Liverpool look to banish away-day blues in Champions League
Jurgen Klopp's side take on Genk on Wednesday having struggled for victories on their travels in the group stages of Europe's premier competition
Liverpool do not need to look in the trophy cabinet to see the spoils of Champions League success.
The Ballon d’Or shortlist was announced on Monday. Almost a quarter of the 30 men selected ply their trade at Anfield. Alisson, Trent Alexander-Arnold, Virgil van Dijk, Gini Wijnaldum, Mohamed Salah, Sadio Mane and Roberto Firmino perhaps should have been joined by Andrew Robertson, with Scotland’s wretched results presumably counting against the left-back.
And yet Liverpool are European champions with a difference, and not merely because they have not won domestic silverware since 2012.
Last Thursday marked the two-year anniversary of their last group-stage win on the road, 2017’s 7-0 thrashing of Maribor.
Go back to 2008 and they have only won Champions League away group games in Slovenia and Hungary and since the start of last season, they have lost four times as many European group games as Premier League matches: twice at Napoli, once apiece to Paris Saint-Germain and Red Star Belgrade.
Perhaps it is an artificial figure as Liverpool have won knockout ties away at Bayern Munich and Porto last season, triumphing at Porto again, plus Manchester City, the previous year, not to mention defeating Tottenham Hotspur in Madrid in May.
And yet it is not merely a matter of statistical significance when they face Genk on Wednesday.
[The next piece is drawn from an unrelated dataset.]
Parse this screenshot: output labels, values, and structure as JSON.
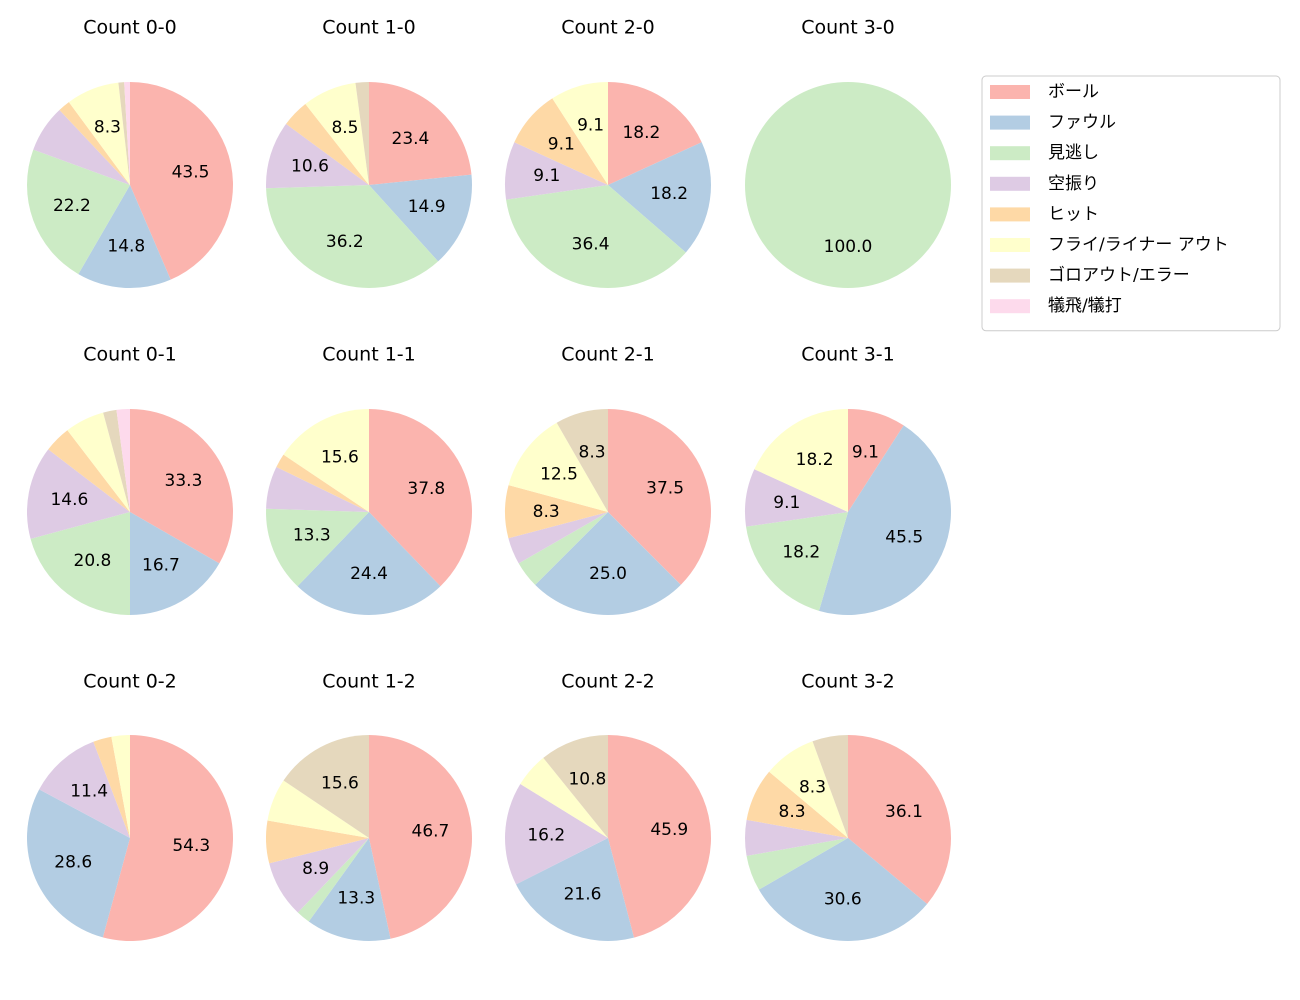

Group E is shaping up to be a three-horse race.
Liverpool’s last away game is at Red Bull Salzburg, whose dynamic display in a 4-3 defeat at Anfield suggests a trip to Austria will be difficult. This represents their best chance of that elusive away win.
Genk may be the minnows who are only sixth in the Belgian league but they held Napoli at home three weeks ago. It also represents a warning to Liverpool.
They could welcome back Salah, key to victory against Salzburg but who missed Sunday’s draw with Manchester United, though Xherdan Shaqiri seems set to miss out again.
If Salah’s status in the side is secure, the midfield is an issue. For the second successive season, Jurgen Klopp can be accused of being too faithful to his Champions League final trio.
Last year, he tended to turn to James Milner, Jordan Henderson and Wijnaldum, the combination that began against Real Madrid, in times of need.
Now his reflex has been to revert to Fabinho, Henderson and Wijnaldum, who faced Spurs in May but who struggled against United on Sunday.
If Liverpool deemed themselves unlucky to have lost in Naples last month, with a game that turned on a contentious late penalty, those four away defeats show an often adventurous team have been uncharacteristically cautious, registering only nine shots on target and one goal, from a Milner penalty.
They have reined themselves in, but arguably too much. They have scored nine times in two visits to Porto in the last two seasons, playing something resembling full-throttle football, without showing the same intent at an earlier stage.
Sunday represented another case of initial restraint. Liverpool were improved by each of the three second-half arrivals, in Alex Oxlade-Chamberlain, Adam Lallana and Naby Keita.
There are alternatives to Henderson and Wijnaldum, whose heavy workloads for their countries means others have fresher legs.
In particular, there is scope for someone to offer more drive, dynamism and, potentially, goals. Liverpool have ended recent games playing 4-2-3-1. There is a case for starting this one with that shape.
That only one of their seven Ballon d’Or nominees is a midfielder shows that Klopp’s team are defined more by their attack and defence. Yet midfield is the department of the side that offers the scope for changing the gameplan and, perhaps, the group-game pattern.